Dell, Compaq, and Gateway have been selling - online, direct from the manufacturer, computers with mouse and keyboard AND often free shipping for $399 or less for two years now.

HELLO-O-O-O.

Here is what is available to John and Saul and the other cloistered souls at the Times today.
  • Dell will sell you a Dimension 2400 or Dimension 3000 desktop, keyboard and mouse with free shipping and free financing for $449 after $50 rebate. And if you buy online, they will throw in a free flat-panel monitor! And they will double the memory capacity for free if you purchase today! And they will provide a free upgrade to Windows Media Center Edition 2005!
  • Compaq offers both the SR1000Z and its SR1010V desktops with mouse and keyboard and free shipping and free upgrade to a dual format 16X DVD-writer and free memory upgrade to 1GB at $359.99 after rebate today.
  • Gateway is marketing its 3200SE for $349.99 today. And it comes with a mouse and keyboard.

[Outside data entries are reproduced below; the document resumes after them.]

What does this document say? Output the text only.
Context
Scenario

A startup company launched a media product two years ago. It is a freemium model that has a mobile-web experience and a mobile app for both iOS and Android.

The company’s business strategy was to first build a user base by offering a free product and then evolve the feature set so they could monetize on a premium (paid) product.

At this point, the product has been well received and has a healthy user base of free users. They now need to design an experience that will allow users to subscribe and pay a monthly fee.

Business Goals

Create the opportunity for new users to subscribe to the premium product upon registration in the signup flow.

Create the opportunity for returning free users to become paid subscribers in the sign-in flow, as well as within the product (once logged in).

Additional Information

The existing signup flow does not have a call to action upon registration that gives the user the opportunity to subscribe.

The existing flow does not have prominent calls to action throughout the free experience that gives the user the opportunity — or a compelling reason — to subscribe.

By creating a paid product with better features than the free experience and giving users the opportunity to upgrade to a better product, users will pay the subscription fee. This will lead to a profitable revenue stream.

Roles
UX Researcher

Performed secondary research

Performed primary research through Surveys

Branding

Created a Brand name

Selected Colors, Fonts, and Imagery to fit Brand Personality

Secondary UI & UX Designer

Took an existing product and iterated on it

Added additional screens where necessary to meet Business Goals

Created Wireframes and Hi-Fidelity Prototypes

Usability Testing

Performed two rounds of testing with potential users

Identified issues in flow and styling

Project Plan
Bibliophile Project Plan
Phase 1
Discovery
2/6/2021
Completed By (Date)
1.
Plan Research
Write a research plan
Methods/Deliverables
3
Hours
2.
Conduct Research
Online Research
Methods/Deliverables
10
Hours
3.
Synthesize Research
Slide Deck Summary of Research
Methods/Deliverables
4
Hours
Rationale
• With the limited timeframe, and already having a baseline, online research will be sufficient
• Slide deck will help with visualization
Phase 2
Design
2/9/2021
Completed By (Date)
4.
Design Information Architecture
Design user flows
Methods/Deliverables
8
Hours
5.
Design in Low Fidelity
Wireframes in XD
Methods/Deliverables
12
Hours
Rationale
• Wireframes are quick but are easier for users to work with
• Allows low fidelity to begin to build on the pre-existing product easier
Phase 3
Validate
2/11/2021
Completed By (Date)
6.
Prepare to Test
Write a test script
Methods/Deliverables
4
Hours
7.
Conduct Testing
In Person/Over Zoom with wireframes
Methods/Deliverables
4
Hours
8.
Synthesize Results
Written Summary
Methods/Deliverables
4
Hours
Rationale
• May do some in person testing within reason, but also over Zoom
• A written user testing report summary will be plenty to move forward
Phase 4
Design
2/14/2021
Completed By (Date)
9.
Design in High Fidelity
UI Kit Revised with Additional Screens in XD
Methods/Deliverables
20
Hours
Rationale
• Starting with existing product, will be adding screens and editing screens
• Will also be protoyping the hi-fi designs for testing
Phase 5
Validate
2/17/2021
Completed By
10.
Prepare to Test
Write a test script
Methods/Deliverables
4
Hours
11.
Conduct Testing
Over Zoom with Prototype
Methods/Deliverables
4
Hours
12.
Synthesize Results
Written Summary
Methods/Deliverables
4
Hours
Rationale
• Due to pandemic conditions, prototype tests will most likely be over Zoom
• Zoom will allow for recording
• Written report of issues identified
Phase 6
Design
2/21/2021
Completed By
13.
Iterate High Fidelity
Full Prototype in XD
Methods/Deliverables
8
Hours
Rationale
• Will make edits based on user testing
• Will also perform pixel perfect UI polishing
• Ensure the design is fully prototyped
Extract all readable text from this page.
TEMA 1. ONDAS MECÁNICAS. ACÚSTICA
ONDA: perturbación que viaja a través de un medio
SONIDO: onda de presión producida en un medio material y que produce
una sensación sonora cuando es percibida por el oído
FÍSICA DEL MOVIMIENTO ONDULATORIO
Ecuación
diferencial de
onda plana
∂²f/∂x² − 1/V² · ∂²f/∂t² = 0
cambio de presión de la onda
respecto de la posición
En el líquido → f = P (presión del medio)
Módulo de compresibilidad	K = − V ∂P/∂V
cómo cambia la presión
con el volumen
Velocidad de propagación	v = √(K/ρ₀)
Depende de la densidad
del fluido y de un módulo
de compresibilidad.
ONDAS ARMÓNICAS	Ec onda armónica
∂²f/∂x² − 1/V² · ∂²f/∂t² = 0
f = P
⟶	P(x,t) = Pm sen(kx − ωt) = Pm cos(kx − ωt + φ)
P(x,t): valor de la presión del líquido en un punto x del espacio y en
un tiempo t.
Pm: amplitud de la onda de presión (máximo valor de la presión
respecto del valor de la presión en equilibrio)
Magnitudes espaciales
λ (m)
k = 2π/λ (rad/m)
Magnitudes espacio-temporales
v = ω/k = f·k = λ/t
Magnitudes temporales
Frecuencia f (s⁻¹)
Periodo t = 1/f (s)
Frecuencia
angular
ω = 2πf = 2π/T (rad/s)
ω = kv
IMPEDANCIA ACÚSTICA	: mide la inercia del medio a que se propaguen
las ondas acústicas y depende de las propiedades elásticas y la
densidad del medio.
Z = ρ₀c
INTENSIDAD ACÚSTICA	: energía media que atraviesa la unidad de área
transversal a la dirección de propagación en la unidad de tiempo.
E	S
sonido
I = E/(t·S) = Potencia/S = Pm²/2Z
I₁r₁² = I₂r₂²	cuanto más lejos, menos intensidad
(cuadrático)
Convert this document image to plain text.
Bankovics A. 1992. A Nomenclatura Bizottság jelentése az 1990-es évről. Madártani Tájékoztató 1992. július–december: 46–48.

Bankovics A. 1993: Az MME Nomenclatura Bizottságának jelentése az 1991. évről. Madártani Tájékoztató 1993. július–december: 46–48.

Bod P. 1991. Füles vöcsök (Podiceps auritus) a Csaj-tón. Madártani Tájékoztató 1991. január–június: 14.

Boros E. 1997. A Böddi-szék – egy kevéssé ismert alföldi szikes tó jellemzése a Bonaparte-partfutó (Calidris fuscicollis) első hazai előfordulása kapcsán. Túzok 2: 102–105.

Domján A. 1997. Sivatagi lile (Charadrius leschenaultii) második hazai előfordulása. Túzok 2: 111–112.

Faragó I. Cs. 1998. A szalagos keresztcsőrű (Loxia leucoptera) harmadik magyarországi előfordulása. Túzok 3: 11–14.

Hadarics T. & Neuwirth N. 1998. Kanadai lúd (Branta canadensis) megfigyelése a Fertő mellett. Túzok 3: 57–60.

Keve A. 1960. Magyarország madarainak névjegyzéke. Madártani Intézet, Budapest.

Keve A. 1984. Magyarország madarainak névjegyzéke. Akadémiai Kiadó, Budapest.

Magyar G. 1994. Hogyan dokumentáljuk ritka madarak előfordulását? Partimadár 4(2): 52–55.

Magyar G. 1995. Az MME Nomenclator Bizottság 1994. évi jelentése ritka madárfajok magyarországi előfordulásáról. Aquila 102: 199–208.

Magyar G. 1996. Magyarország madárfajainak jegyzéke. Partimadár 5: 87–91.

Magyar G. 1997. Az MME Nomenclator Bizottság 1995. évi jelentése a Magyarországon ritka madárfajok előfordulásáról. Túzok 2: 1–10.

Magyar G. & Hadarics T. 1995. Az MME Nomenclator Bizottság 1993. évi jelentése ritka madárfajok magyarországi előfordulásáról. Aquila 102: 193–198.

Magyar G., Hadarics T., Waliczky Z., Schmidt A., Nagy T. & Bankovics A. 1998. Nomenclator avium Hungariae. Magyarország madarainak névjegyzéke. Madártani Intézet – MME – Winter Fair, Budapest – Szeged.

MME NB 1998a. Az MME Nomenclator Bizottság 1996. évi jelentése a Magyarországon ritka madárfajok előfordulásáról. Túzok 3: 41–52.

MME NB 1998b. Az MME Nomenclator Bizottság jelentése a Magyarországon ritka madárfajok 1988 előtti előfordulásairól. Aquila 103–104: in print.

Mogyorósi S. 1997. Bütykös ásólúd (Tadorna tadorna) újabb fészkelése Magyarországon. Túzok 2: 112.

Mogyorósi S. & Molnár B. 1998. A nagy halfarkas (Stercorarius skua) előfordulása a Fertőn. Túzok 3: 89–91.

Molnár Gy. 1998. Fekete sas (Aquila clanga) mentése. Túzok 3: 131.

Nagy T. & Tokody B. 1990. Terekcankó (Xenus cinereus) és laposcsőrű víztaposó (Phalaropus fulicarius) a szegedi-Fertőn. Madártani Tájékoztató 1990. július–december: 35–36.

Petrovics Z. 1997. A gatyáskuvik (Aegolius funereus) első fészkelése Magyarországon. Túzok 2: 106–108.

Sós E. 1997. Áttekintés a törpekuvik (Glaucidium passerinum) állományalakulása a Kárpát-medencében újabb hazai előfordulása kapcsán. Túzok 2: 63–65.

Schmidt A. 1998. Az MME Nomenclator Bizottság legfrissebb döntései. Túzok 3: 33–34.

All these computers, because they run on a Microsoft operating system, come with gobs of IBM compatible software. And lots of "memory."

My point is this: Both Apple and the New York Times have been behind the curve for years. In the case of Apple, while every other manufacturer realized back in the 80's that their programming language needed to be standardized, Apple maintained - for too many years - their own operating system that was incompatible with all the other brands - and software offerings - on the market. The only reason they didn't go the way of Commodore and Amiga was because their machines and operating system were - and are - firstrate.

And in the case of the New York Times, well, they are challenged in so many ways ... $499 indeed. And this was front page news.